I have an example on the playground: Rust Playground

When I run Clippy on it, I get:

warning: the borrowed expression implements the required traits

with this suggestion:

10 |     process(&mut data);
   |             ^^^^^^^^^ help: change this to: `data`

However, data is a built-in array and removing &mut would copy it instead of making the intended mutation to the original data. I would say that's not a good suggestion.

So is this a false positive?
Or am I doing something wrong?

If it is a false positive, I can create an issue, but I wanted to check here first if I'm understanding it correctly.

And a follow-up question: Is there a way to change my function signature to somehow disallow unintentionally calling it with a copy of an array (but at the same time still allow the chunks_mut() use case I mentioned in the playground example)?

I agree that this is a false positive since applying the given suggestion changes the meaning of the program.

One way would be requiring the iterator items to be mutable references whose pointed value then implements AsMut<[i32]>. Rust Playground

Thanks for confirming this! I've created an issue: False positive for `clippy::needless_borrows_for_generic_args` · Issue #16538 · rust-lang/rust-clippy · GitHub.

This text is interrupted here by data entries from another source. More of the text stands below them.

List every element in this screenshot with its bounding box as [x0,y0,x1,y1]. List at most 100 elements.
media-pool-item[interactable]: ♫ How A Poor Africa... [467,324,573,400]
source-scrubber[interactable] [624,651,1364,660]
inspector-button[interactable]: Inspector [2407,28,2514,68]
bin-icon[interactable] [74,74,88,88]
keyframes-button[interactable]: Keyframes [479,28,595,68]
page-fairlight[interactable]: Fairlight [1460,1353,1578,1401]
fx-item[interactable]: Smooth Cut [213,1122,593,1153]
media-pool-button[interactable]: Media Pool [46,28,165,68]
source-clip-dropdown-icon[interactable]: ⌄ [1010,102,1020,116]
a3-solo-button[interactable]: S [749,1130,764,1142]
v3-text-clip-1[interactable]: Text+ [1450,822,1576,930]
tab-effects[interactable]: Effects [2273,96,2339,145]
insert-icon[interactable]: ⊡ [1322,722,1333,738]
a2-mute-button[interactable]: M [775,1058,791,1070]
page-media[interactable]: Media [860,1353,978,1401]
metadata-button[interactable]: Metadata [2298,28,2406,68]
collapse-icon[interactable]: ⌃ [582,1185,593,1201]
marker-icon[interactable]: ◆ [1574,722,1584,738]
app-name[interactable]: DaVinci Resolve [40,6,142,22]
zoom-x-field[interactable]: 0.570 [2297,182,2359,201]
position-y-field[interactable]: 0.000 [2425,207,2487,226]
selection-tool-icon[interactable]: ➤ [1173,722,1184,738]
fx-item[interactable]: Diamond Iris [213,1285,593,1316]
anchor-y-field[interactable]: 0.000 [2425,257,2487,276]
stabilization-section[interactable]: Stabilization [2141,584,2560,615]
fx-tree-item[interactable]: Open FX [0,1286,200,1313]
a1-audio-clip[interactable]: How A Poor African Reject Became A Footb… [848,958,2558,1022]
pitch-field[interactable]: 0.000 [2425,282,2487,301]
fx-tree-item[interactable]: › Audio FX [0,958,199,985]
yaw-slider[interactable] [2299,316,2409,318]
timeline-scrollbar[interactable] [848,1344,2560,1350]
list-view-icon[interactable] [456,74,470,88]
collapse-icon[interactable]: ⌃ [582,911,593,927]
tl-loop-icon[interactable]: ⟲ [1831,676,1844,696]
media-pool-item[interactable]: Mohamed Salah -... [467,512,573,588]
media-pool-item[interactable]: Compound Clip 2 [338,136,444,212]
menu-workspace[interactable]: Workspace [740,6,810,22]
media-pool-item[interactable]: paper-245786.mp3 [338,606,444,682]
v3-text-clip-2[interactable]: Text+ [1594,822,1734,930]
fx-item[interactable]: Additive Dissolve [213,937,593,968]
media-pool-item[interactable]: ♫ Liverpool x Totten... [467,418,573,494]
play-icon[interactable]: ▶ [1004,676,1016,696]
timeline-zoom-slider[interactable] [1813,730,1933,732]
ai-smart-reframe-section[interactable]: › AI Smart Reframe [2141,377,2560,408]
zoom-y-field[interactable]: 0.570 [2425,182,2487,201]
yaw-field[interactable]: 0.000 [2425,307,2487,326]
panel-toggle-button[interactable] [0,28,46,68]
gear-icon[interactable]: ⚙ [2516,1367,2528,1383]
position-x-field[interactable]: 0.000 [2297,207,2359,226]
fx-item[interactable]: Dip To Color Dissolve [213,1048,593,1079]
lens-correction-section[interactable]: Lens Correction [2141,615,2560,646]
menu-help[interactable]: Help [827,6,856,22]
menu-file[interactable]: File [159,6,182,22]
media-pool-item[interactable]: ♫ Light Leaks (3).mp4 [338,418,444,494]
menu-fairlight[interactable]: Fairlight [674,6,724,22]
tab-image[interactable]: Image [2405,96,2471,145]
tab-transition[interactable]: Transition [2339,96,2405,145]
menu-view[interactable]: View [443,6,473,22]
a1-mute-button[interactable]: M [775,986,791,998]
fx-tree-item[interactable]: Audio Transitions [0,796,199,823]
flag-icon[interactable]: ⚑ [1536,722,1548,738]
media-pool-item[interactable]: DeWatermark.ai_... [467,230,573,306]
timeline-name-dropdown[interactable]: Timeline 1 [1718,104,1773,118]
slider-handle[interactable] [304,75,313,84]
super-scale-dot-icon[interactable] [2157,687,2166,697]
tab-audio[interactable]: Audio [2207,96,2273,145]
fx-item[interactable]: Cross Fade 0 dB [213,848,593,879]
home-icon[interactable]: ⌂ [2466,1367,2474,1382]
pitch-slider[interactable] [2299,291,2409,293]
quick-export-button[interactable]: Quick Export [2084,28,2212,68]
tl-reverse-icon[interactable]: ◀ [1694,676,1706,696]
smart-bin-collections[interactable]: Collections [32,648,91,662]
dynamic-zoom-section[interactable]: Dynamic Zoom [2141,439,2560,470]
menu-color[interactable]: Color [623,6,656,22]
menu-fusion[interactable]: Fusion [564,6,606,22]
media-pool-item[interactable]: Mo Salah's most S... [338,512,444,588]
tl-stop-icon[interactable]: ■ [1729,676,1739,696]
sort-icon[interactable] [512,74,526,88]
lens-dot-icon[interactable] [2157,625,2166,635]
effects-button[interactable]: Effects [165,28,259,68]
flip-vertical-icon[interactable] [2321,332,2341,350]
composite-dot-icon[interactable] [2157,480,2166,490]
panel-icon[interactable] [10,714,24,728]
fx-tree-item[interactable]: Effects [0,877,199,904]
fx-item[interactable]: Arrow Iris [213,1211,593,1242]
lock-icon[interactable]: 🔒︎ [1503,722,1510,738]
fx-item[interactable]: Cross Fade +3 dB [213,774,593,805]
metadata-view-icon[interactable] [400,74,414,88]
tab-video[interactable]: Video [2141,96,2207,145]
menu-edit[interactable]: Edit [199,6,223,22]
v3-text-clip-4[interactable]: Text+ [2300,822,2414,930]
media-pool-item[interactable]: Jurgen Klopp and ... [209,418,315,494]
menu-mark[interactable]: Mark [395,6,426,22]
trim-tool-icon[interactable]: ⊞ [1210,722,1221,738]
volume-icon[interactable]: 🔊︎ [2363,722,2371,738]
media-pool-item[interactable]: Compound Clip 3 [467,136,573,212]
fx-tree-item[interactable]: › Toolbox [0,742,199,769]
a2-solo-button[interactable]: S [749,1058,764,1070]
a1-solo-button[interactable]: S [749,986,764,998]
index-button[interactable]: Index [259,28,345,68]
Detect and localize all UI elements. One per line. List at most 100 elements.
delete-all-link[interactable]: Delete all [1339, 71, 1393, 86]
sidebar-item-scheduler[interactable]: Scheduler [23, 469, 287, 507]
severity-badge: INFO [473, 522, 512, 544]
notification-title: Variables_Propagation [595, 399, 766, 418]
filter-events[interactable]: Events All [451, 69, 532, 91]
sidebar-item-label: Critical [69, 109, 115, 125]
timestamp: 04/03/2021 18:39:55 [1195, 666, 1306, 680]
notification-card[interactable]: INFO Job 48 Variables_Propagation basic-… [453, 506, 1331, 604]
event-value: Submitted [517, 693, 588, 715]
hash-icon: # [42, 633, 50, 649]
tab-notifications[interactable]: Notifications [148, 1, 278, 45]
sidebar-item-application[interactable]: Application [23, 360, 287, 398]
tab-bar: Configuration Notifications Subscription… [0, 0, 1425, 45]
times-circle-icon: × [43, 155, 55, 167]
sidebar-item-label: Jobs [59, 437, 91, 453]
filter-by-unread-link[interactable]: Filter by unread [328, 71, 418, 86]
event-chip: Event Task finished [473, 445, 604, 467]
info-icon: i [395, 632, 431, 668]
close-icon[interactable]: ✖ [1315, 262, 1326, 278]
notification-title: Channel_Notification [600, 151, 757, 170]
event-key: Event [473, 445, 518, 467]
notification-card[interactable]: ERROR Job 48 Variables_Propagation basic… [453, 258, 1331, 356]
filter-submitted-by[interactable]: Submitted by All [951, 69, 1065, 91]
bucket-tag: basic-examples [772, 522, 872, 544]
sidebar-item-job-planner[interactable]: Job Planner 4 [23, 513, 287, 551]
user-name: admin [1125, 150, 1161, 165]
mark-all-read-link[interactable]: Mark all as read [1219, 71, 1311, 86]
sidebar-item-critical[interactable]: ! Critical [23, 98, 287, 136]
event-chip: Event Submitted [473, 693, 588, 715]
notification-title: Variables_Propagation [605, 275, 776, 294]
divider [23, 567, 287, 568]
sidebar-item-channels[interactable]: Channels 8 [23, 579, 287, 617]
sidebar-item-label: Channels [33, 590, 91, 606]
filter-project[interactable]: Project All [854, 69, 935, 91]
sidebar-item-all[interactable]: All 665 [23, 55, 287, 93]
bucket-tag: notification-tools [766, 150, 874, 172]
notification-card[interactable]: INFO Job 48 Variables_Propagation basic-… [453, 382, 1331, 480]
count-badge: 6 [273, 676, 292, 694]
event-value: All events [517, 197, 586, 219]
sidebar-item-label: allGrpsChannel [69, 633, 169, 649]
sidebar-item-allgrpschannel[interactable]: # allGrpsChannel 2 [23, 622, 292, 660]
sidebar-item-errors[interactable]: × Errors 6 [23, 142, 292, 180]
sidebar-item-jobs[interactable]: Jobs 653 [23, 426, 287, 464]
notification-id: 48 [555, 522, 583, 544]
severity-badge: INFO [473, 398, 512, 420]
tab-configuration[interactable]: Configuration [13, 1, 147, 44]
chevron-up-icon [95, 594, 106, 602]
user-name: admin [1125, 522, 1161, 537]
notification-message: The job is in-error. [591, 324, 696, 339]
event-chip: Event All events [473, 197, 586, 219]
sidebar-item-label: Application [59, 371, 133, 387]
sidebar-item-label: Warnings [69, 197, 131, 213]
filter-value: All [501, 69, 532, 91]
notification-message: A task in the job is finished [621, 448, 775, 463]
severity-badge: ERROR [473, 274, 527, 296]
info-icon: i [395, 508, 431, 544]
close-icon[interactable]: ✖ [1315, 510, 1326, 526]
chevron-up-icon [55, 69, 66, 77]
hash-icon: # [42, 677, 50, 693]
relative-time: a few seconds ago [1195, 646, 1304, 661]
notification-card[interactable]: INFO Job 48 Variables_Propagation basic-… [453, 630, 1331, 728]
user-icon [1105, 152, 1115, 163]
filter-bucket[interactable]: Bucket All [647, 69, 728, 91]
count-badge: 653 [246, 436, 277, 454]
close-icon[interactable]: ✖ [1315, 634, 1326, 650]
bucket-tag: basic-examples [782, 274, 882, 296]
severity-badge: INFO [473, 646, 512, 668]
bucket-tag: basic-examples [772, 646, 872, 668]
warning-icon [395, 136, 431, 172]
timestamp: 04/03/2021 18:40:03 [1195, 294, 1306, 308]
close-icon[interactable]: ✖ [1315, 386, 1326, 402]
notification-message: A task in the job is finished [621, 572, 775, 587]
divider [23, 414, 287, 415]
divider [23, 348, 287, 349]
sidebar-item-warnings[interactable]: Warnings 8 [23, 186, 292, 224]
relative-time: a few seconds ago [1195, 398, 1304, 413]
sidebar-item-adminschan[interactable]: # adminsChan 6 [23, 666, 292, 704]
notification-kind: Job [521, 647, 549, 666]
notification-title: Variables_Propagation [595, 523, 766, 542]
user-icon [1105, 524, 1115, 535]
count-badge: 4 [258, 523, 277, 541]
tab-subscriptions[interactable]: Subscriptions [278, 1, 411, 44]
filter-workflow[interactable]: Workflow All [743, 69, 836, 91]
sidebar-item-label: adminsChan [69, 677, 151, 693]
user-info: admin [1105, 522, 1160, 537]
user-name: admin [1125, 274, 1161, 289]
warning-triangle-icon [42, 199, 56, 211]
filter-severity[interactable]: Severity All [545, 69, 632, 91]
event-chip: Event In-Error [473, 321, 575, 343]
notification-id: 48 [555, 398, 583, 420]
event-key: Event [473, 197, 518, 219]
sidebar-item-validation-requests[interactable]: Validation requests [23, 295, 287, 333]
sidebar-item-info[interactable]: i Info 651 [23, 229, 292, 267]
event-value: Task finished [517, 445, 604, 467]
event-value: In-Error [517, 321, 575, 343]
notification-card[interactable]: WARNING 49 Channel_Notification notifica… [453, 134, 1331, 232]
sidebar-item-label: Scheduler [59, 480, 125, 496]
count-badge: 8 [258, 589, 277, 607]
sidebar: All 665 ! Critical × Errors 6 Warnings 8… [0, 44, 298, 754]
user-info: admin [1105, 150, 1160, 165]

Thanks also for the improved trait bounds, those work great for the examples I've given!

However, there's one situation that ideally also should be disallowed (but isn't):

let mut s0 = [10, 20, 30];
let mut s1 = [40, 50, 60];
process(&mut [s0, s1]);

I have added this: Rust Playground.

Do you have an idea how this could be disallowed as well?

If not, it's not a big deal, I guess I could live with this small papercut.

I don't think this can be disallowed. From the point of view of process this is no different than passing the &mut data from your original example.

I think there could be room for a lint that catches passing mutable borrows of temporaries to functions (ie. semantics similar to C++). It feels like a footgun and is rarely what's intended.